Stevenson acquired six acres of former public housing land in Montgomery for the development of a new project, the “National Memorial for Peace and Justice”, to commemorate the nearly 4,000 persons who were lynched in the South from 1877 to 1950. Many lynchings were conducted openly in front of mobs and crowds in county courthouse squares. Stevenson argues this history of extrajudicial lynchings by white mobs is closely associated with the subsequent high rate of death sentences imposed in Alabama and other southern states, and to their disproportionate application to minority people. He further argues that this history influences the bias against minorities as expressed in disproportionately high mass incarceration rates for them across the country. The memorial opened in April 2018.

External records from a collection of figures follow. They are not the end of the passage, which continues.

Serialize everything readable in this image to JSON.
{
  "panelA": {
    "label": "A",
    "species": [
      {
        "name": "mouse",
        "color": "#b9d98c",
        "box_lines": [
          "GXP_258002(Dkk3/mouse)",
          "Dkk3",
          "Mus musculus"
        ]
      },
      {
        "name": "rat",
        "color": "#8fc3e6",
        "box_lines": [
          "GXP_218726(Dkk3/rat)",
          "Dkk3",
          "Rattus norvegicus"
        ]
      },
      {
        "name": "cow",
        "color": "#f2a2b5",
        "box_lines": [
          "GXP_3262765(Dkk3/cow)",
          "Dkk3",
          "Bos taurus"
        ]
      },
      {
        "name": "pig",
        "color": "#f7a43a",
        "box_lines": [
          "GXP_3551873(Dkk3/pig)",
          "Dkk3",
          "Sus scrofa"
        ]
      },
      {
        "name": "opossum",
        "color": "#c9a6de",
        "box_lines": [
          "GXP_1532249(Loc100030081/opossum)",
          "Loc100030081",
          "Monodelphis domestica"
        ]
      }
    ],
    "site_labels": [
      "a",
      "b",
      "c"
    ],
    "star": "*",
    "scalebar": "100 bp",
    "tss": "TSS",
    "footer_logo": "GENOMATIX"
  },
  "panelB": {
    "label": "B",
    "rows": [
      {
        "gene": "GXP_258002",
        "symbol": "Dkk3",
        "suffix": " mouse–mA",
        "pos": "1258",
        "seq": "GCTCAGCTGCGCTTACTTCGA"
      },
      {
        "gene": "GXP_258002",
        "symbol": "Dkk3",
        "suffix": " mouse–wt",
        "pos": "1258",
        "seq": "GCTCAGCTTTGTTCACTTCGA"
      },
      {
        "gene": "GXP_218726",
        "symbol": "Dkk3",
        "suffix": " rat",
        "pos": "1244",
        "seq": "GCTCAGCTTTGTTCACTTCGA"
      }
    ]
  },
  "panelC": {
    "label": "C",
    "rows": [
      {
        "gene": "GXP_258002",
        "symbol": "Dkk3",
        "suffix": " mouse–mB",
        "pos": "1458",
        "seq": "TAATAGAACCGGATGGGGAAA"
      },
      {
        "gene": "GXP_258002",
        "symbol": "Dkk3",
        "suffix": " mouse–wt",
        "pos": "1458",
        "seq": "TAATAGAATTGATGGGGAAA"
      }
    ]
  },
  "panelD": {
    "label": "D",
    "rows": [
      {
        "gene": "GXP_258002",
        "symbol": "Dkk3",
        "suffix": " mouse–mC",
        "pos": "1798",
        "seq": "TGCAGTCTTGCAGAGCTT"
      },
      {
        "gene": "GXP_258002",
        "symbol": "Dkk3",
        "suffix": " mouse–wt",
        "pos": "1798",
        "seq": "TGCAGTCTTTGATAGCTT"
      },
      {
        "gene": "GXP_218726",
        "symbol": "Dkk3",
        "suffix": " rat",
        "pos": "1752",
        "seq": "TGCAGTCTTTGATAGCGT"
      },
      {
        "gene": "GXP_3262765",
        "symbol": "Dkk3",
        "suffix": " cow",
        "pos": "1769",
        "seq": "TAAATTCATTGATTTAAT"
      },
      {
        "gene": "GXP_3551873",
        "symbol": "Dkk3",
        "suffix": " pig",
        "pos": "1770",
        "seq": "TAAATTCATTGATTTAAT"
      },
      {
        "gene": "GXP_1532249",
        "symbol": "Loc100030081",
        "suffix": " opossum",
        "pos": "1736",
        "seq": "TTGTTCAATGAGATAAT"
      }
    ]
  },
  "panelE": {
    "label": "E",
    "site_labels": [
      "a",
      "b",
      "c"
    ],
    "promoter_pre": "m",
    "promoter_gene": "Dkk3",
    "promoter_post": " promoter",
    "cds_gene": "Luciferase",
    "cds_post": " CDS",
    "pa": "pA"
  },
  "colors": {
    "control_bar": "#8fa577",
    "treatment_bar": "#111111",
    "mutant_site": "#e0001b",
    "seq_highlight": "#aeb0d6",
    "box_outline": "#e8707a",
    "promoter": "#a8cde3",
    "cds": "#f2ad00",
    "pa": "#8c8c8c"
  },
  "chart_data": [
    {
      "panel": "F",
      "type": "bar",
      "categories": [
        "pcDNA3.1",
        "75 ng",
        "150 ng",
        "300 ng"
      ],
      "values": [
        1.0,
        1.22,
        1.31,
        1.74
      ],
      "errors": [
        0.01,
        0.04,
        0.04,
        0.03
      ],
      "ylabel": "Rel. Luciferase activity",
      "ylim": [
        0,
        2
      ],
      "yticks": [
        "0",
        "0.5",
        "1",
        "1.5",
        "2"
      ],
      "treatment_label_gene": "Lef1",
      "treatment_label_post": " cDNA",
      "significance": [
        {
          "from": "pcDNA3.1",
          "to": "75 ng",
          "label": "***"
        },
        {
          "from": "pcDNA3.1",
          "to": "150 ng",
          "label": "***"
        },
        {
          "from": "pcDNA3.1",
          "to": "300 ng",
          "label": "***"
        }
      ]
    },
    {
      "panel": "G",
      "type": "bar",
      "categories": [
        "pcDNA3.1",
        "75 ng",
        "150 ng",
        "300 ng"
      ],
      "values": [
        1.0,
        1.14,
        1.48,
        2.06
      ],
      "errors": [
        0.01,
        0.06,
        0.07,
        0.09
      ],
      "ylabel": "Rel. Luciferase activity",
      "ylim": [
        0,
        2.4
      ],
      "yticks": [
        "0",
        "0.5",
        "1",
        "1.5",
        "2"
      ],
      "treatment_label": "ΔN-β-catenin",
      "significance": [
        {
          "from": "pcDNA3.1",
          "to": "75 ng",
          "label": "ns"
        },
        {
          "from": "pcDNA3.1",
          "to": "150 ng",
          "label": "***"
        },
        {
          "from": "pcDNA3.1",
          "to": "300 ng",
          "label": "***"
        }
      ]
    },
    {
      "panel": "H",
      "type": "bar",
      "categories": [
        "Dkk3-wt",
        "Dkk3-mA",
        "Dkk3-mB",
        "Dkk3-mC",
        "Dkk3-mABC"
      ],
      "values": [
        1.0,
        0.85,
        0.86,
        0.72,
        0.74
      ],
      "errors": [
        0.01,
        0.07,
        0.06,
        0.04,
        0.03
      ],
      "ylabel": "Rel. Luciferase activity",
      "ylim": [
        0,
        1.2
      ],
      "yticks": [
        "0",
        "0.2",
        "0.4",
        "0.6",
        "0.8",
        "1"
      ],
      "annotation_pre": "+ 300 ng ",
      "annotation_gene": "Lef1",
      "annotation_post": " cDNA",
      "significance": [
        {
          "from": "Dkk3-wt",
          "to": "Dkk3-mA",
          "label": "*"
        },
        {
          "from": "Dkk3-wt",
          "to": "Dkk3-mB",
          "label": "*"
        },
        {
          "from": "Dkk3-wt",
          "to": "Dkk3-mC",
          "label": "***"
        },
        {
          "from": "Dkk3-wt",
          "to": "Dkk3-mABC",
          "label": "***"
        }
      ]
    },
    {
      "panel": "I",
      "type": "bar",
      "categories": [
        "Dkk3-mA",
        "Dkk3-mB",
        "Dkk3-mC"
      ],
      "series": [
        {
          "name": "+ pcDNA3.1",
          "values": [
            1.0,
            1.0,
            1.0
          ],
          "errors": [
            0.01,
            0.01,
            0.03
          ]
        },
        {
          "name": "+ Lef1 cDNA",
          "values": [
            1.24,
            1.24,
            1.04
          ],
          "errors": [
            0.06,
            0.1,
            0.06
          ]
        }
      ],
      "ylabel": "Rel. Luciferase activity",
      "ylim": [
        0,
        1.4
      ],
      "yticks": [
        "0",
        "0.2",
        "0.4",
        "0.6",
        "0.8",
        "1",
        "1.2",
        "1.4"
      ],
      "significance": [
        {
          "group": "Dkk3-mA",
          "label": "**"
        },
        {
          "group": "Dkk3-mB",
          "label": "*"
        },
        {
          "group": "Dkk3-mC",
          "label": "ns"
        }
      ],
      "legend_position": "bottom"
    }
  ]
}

He also worked to create a related museum, The Legacy Museum: From Enslavement to Mass Incarceration. Exhibits in the former slave warehouse include materials on lynching, racial segregation, and mass incarceration since the late 20th century. Stevenson articulates how the treatment of people of color under the criminal justice system is related to the history of slavery and later treatment of minorities in the South.

Stevenson wrote the critically acclaimed memoir “Just Mercy: A Story of Justice and Redemption”. It was selected by Time magazine as one of the “10 Best Books of Nonfiction” for 2014 and was among the New York Times “100 Notable Books” for the year. It won the 2015 Andrew Carnegie Medal for Excellence in Nonfiction.

Stevenson conducts an active public speaking schedule, in large part for fundraising for the work of EJI. His speech at TED2012 in Long Beach, California brought him a wide audience on the Internet. Following his presentation, attendees at the conference contributed more than $1 million to fund a campaign run by Stevenson to end the practice of placing convicted children to serve sentences in adult jails and prisons. His talk is available at “We need to talk about an injustice” on the TED website; by August 2019, it had been viewed more than 5.8 million times.

Stevenson has been a commencement speaker and received numerous honorary degrees, including from the following institutions: Williams College, Loyola University Chicago, Wesleyan University, University of Mississippi, and Northeastern University. 

[It is hoped that you will share and discuss this profile of almost 1000 words with a youth—for inspiration and as example of what a single person, born into a family of modest means and living in a small town can accomplish—by applying himself and by having adults who encouraged him, kept him engaged with positive endeavors in order to not have time to get into trouble, and who guided him to be able to find opportunities, in order to realize the potential, which we all possess. Please be sure to share with them that while positive parenting is advantageous—that they can serve this role for their self, and/or find someone who will gladly mentor a youth possessing positive energy and seeking opportunity.]